BOMA: “Like-kind” exchanges vital to health of commercial real estate, U.S. economy

by Brianna Crandall — September 2, 2015—The Building Owners and Managers Association (BOMA) International, with support from its Industry Defense Fund and in collaboration with 15 other real estate associations, has released a groundbreaking study on the economic effects of repealing Section 1031 of the United States tax code, also known as “like-kind” exchanges. The study, written by Professors David C. Ling and Milena Petrova, finds that a repeal of the provision would damage the long- and short-term economic health of both the commercial real estate industry and the U.S. economy in general.

1031 or like-kind exchanges allow for the seller of an investment property to defer capital gains on the sale of that property if they purchase another investment property of similar kind of same or greater value within a short amount of time, effectively exchanging the property for a like-kind and maintaining the money in an investment. The capital gains tax ultimately is paid when the final property is sold and the investment is cashed out.

The first-of-its-kind study finds that, on average, taxpayers using a like-kind exchange acquire a new, replacement property that is $305,000 to $422,000 more valuable. Properties that are replaced without using a 1031 exchange usually are less expensive or of equal value. Also, contrary to the notion that 1031 exchanges are a tax-avoidance strategy, in 34 percent of exchanges, some federal tax is paid. More importantly, over the long run, like-kind exchanges boost tax revenue because of the higher liability that comes about from acquiring and disposing of a higher cost asset, points out the study.

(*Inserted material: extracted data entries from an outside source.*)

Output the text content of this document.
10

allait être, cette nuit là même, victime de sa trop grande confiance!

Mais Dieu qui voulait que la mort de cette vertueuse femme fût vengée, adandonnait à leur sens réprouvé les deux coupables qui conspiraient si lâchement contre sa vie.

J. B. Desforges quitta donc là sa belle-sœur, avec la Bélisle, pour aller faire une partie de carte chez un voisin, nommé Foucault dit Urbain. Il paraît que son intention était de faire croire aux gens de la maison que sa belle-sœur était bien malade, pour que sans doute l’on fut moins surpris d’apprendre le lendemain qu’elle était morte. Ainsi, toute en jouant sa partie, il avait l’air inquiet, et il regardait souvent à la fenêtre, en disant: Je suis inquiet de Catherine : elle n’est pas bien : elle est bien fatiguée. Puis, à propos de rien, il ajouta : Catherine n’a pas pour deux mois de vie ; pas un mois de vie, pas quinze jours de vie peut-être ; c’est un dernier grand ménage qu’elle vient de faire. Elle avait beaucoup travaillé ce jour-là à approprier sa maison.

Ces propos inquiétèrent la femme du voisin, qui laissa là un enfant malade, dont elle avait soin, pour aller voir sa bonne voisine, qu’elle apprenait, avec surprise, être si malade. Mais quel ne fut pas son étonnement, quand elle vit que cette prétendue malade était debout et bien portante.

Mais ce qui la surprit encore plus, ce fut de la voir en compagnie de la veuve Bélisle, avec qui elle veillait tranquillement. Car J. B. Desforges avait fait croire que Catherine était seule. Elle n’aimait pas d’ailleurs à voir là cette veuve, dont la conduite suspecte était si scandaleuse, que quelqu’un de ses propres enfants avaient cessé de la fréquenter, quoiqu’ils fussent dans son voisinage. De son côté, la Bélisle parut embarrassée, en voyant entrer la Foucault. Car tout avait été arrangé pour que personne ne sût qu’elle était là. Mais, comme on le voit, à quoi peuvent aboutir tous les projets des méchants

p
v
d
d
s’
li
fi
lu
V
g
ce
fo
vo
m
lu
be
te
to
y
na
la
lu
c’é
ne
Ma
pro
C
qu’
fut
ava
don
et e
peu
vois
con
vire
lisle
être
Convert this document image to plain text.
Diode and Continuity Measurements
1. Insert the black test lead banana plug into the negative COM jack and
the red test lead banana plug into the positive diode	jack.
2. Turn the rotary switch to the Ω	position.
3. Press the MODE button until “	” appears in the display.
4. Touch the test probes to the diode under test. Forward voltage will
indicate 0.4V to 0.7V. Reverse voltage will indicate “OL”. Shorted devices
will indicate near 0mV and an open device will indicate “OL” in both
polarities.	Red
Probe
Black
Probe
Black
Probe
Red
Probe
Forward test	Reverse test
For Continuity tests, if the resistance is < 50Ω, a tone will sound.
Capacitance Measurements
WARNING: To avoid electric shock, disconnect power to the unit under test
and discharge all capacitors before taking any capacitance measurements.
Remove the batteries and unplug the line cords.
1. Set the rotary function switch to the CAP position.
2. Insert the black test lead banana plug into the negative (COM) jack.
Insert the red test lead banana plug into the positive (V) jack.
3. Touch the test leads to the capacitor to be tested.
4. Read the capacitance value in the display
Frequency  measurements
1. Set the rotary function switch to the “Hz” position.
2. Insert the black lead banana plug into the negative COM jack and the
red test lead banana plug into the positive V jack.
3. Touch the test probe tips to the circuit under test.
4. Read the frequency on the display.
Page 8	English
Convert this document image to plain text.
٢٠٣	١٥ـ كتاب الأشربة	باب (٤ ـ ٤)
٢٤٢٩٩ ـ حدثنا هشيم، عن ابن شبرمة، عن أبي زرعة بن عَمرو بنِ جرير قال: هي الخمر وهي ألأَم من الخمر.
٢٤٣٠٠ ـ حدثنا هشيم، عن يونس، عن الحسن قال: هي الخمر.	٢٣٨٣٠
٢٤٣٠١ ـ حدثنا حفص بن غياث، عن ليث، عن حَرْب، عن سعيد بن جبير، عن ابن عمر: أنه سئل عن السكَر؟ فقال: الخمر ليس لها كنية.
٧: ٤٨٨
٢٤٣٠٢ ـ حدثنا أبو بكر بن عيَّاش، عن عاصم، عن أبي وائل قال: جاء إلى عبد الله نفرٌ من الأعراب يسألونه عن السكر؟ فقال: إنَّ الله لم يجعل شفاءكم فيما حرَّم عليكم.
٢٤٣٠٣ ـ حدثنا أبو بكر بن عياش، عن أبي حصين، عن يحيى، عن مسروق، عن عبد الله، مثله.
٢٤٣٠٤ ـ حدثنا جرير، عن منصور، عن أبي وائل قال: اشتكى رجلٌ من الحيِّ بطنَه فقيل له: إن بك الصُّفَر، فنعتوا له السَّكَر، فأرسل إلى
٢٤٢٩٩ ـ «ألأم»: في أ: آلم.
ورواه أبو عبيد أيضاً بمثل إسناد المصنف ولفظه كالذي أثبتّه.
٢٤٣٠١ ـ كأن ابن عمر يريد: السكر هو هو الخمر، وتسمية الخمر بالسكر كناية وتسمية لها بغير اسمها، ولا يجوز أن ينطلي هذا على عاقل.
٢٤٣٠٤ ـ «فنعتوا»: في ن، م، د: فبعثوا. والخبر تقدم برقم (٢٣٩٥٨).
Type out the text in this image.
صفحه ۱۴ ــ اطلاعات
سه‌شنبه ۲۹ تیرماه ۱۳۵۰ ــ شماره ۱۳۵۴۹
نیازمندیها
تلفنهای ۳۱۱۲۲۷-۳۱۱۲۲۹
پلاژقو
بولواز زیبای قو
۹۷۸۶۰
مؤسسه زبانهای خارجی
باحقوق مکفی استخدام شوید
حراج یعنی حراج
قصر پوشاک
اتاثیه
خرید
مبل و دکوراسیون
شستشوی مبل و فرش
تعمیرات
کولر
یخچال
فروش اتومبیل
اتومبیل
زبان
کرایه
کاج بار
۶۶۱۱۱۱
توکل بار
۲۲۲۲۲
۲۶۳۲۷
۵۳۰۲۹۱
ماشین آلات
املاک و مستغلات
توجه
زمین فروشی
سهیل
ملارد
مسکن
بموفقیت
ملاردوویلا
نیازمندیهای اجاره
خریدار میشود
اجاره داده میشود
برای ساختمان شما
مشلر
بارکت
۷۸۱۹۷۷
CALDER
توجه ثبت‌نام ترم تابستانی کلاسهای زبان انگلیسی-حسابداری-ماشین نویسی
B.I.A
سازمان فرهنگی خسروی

Other significant findings detailed in the study include:

  • Repealing like-kind exchanges would raise the effective tax rate on the taxpayer’s investment (including rental income and gain, assuming a nine-year holding period) from 23 percent to 30 percent for a typical property owner who is deferring their gain on a commercial property.
  • Repealing like-kind exchanges would mean that rents would need to increase from eight to 13 percent before new construction would be economically viable. These higher rents would reduce the affordability of commercial space for both large and small tenants. The price declines and rent effects of eliminating real estate like-kind exchanges would be more pronounced in high-tax states.
  • Repealing like-kind exchanges would slow real estate transaction activity. The study illustrated how properties acquired and sold between 1997 and 2014 using like-kind exchanges had significantly shorter holding periods.

“As illustrated by this important study, if 1031 exchanges were to be repealed, commercial real estate transaction activity would decrease dramatically, among other unintended harmful consequences for our industry,” commented BOMA International Chair Kent C. Gibson, BOMA Fellow, president of Capstone Property Management, L.C. “As Congress continues to weigh options for tax reform, BOMA International will continue to work with our coalition partners to educate lawmakers on the fact that like-kind exchanges help grow our economy, as commercial real estate is a significant driver of the country’s economic engine.”

The complete study, The Economic Impact of Repealing or Limiting Section 1031 Like-Kind Exchanges in Real Estate, is available on the BOMA International website. A one-page fact sheet summarizing the findings is also available.